Areas of Research Interest
Ira Ronit Hebold Haraldsen (IHH) established in 2007 rapidly the "Sex on Brain European Research (SOBER)" network of European researchers. IHH serves as PI and coordinator of this multidisciplinary group, including clinical and basic science researchers from the Universities of Glasgow, Ghent, Hamburg, Amsterdam, Luxembourg, British Columbia, Davis, Minnesota and Oslo (Centre of Molecular Biology and Neuroscience, Norwegian School of Veterinary Science, Centre for Study of Human Cognition). Furthermore, IHH established a brain biobank of 100 sheep. The research focus has been to investigate how the balance between sex-specific specialization and non-sex-specific functioning of the brain is implemented and on statistical methological challenges. Recently, my group showed effects of gonadotropin-releasing hormone (GnRH) on development of sex-specific cognitive and physiological patterns in animal models.

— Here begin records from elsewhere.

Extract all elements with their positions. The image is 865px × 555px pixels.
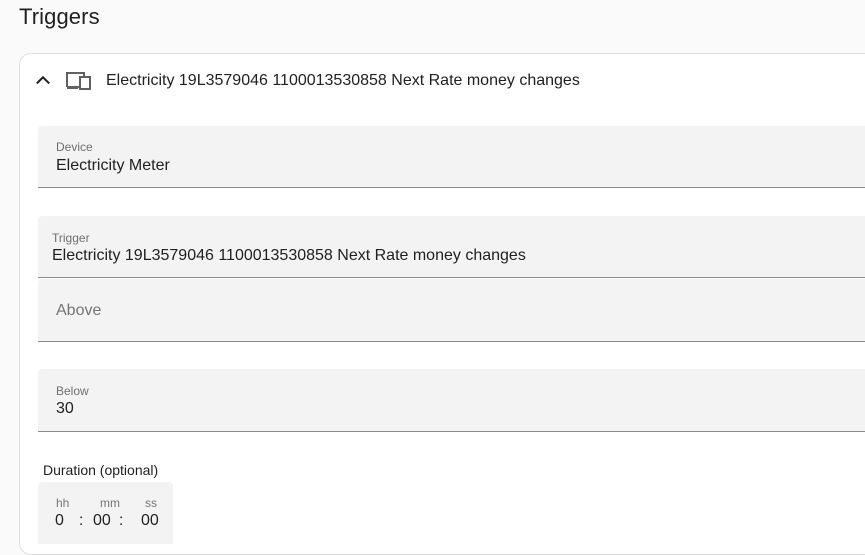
device-field-value: Electricity Meter	[56, 157, 170, 174]
duration-label: Duration (optional)	[43, 462, 159, 478]
above-field-placeholder: Above	[56, 302, 102, 319]
trigger-card-header[interactable]: Electricity 19L3579046 1100013530858 Nex…	[20, 54, 865, 108]
duration-separator: :	[79, 512, 84, 529]
duration-minutes-input[interactable]: 00	[93, 512, 111, 530]
devices-icon	[66, 70, 92, 92]
device-field[interactable]: Device Electricity Meter	[38, 126, 865, 188]
duration-minutes-label: mm	[100, 496, 120, 510]
duration-separator: :	[119, 512, 124, 529]
below-field-value: 30	[56, 400, 74, 417]
trigger-field-label: Trigger	[52, 231, 90, 245]
page-title: Triggers	[19, 4, 100, 29]
duration-input: hh mm ss 0 : 00 : 00	[38, 482, 173, 544]
trigger-field-value: Electricity 19L3579046 1100013530858 Nex…	[52, 247, 526, 264]
chevron-up-icon[interactable]	[32, 69, 54, 91]
duration-seconds-input[interactable]: 00	[141, 512, 159, 530]
trigger-field[interactable]: Trigger Electricity 19L3579046 110001353…	[38, 216, 865, 278]
duration-hours-input[interactable]: 0	[55, 512, 64, 530]
below-field[interactable]: Below 30	[38, 369, 865, 432]
below-field-label: Below	[56, 384, 89, 398]
device-field-label: Device	[56, 140, 93, 154]
trigger-card-title: Electricity 19L3579046 1100013530858 Nex…	[106, 72, 580, 89]
duration-seconds-label: ss	[145, 496, 157, 510]
duration-hours-label: hh	[56, 496, 70, 510]
above-field[interactable]: Above	[38, 279, 865, 342]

The Haraldsen group (dr.philos and senior consultant and head of the department's section for transsexualism) was established in 2007 and contributes as the translational SOBER (Sex on Brain European Research) group and is partner of the european ENIGI-group. The contribution of this group is establishing animal models to identify the role of Gonadotropin Releasing Hormone (GnRH) and its receptors in the development of non-reproductive brain areas and functions, e.g., cognitive decline in Alzheimer's disease and other cognitive impairments. Scientifically, the focus has been on links between cognitive ability and sex-specific brain function in animal models and humans by originally properly characterizing gender identity disorder patients, who are treated by GnRHR analogues (Haraldsen et al., 2007, 2009, 2010). New animal and human data imply evidence of GnRHR analogue effects on sex-specific regulation of cognitive development in aging in addition to its physiological reproductive function. Using a sheep model, SOBER has shown (Wojniusz et al., 2010) that pre-pubertal GnRHR manipulation leads to significant sex-specific cognitive changes. Furthermore, unpublished SOBER data imply that increasing gonadotropin concentrations and receptor expressions postnatally, in puberty and in middle-age influence brain development and modulate increase risk of cognitive impairment and brain disease such as AD (Patent application; 22-DEC-2009 Serial No.: 61/289,018 -US; DOFI 09116 and DOFI 09364). SOBER focuses on 4 projects: 1. 2008. Normal ageing and predispositions of pathological cognitive development in sheep (Centre of Molecular Biology and Neuroscience (CMBN) and OUS-Rikshospitalet; 1 patent application). 2. 2008 and 2010. Sex-specific GnRHR blocking effects on cognition in longterm treated young humans: (OUS-RH-UiO and 4 leading European Universities (Amsterdam, Ghent, Hamburg, Oslo); Haraldsen et al 2005, 2007, 2009, 2010). 3. 2010. A new diagnostic PET tool - F-18GnRH labelling (CMBN-OUS-RH-UiO-Norwegian Cyclotron Centre (NMS); 1 DOFI, 1 patent application in line); 4. 2010. Pathological ageing - Alzheimer's dementia: Sex-specific postnatal GnRHR blocking effects on parenchymal and perivascular amyloid deposition. A mouse model for AD, using genetic and genomic methods and multilevel imaging, including electron microscopy and in vivo multiphoton imaging (CMBN-OUS-RH; 1 DOFI; patent verification applied, see below).
Commercial relevance and patent applications filed: The SOBER group focus on the development of novel sex-specific diagnostic agents and drug development (Patent application; 22-DEC-2009 Serial No.: 61/289,018DOFI 09116 and DOFI 09364) in cooperation with Inven2 AS (formerly called Birkeland AS and Medinova). A spin-off product in cooperation with Inven2 is funded by the Innovation grant of HSØ.
All projects are funded by NFR, HSØ, Innovation grants.